My current project is a large enterprise system with java on the back end, .net on the front end and web services in between. The front end is fairly light and thus does not know about the data model. For that reason the front end does not operate directly on the data objects. If it did, there might be a case for using update. i.e. I've received an object from the front end with changes that were made by the user. and I need to persist those changes so I call update on the object. The pattern we follow however is the one outlined in the code snippet. Load an object from store, make changes to it based on data received from front end - changes are automatically persisted, no update call.

But there is one case that I've encountered where we do need to use update and it illustrates an important thing to remember about hibernate...

Consider the code... 
transactionController.startTransaction();
Person person personDao.loadPersonById(personId);
person.setLastName("newLastname");
person.setFirstName("newFirstname");
transactionController.endTransaction();

transactionController.startTransacton();
person.setLastName("secondLastname");
transactionController.endTransaction();
I know it's a silly piece of code and you wouldn't find it like this in reality, but it illustrates the case simply. It is setting up a case where there are two transactions and one transaction is interacting with an object which another transaction touched.

What will the value of person.getLastname on the database? Believe it or not, the value will be unaffected by the second setLastname operation. It will be "newLastname". Why, what's going on?

The thing to remember here is that as far as hibernate is concerned, from the perspective of the second transaction, that person object is transient. The session that it was connected to is now closed and any change that is made to it is made as if it's a normal pojo with no knowledge of the persistence store even though a new transaction has been started. That object does not know about the new transaction.

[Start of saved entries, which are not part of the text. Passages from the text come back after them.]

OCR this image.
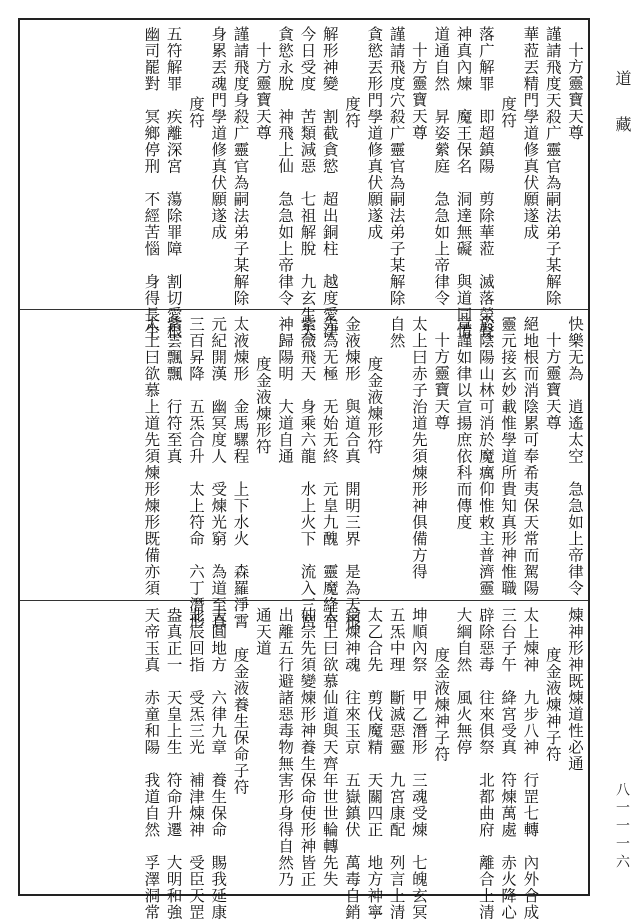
十方靈寶天尊
謹請飛度天殺广靈官為嗣法弟子某解除
華蒞丟精門學道修真伏願遂成
度符
落广解罪　即超鎮陽　剪除華蒞　滅落榮聲
神真內煉　魔王保名　洞達無礙　與道同情
道通自然　昇姿縈庭　急急如上帝律令
十方靈寶天尊
謹請飛度穴殺广靈官為嗣法弟子某解除
貪慾丟形門學道修真伏願遂成
度符
解形神變　割截貪慾　超出銅柱　越度愛津
今日受度　苦類減惡　七祖解脫　九玄生天
貪慾永脫　神飛上仙　急急如上帝律令
十方靈寶天尊
謹請飛度身殺广靈官為嗣法弟子某解除
身累丟魂門學道修真伏願遂成
度符
五符解罪　疾離深宮　蕩除罪障　割切愛根
幽司罷對　冥鄉停刑　不經苦惱　身得長生
快樂无為　逍遙太空　急急如上帝律令
十方靈寶天尊
絕地根而消陰累可奉希夷保天常而駕陽
靈元接玄妙載惟學道所貴知真形神惟職
於陰陽山林可消於魔癘仰惟敕主普濟靈
章謹如律以宣揚庶依科而傳度
十方靈寶天尊
太上曰赤子治道先須煉形神俱備方得
自然
度金液煉形符
金液煉形　與道合真　開明三界　是為天根
先為无極　无始无終　元皇九醜　靈魔絳宮
紫薇飛天　身乘六龍　水上火下　流入三宮
神歸陽明　大道自通
度金液煉形符
太液煉形　金馬騾程　上下水火　森羅淨霄
元紀開漢　幽冥度人　受煉光窮　為道至真
三百昇降　五炁合升　太上符命　六丁潛形
紫雲飄飄　行符至真
太上曰欲慕上道先須煉形煉形既備亦須
煉神形神既煉道性必通
度金液煉神子符
太上煉神　九步八神　行罡七轉　內外合成
三台子午　絳宮受真　符煉萬處　赤火降心
辟除惡毒　往來俱祭　北都曲府　離合上清
大綱自然　風火無停
度金液煉神子符
坤順內祭　甲乙潛形　三魂受煉　七魄玄冥
五炁中理　斷滅惡靈　九宮康配　列言上清
太乙合先　剪伐魔精　天關四正　地方神寧
受煉神魂　往來玉京　五嶽鎮伏　萬毒自銷
太上曰欲慕仙道與天齊年世世輪轉先失
仙宗先須變煉形神養生保命使形神皆正
出離五行避諸惡毒物無害形身得自然乃
通天道
度金液養生保命子符
天圓地方　六律九章　養生保命　賜我延康
北辰回指　受炁三光　補津煉神　受臣天罡
盎真正一　天皇上生　符命升遷　大明和強
天帝玉真　赤童和陽　我道自然　孚澤洞常
道藏
八一一一六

And that is where update comes in. An update needs to be called on the person object in the second transaction to persist the change to lastname. This as we explained earlier, will attach the object to the new session and apply any required updates. 
transactionController.startTransacton();
person.setLastName("secondLastname");
personDao.update(person);
transactionController.endTransaction();
On our project, that is the only legitimate context where update is appropriate and necessary.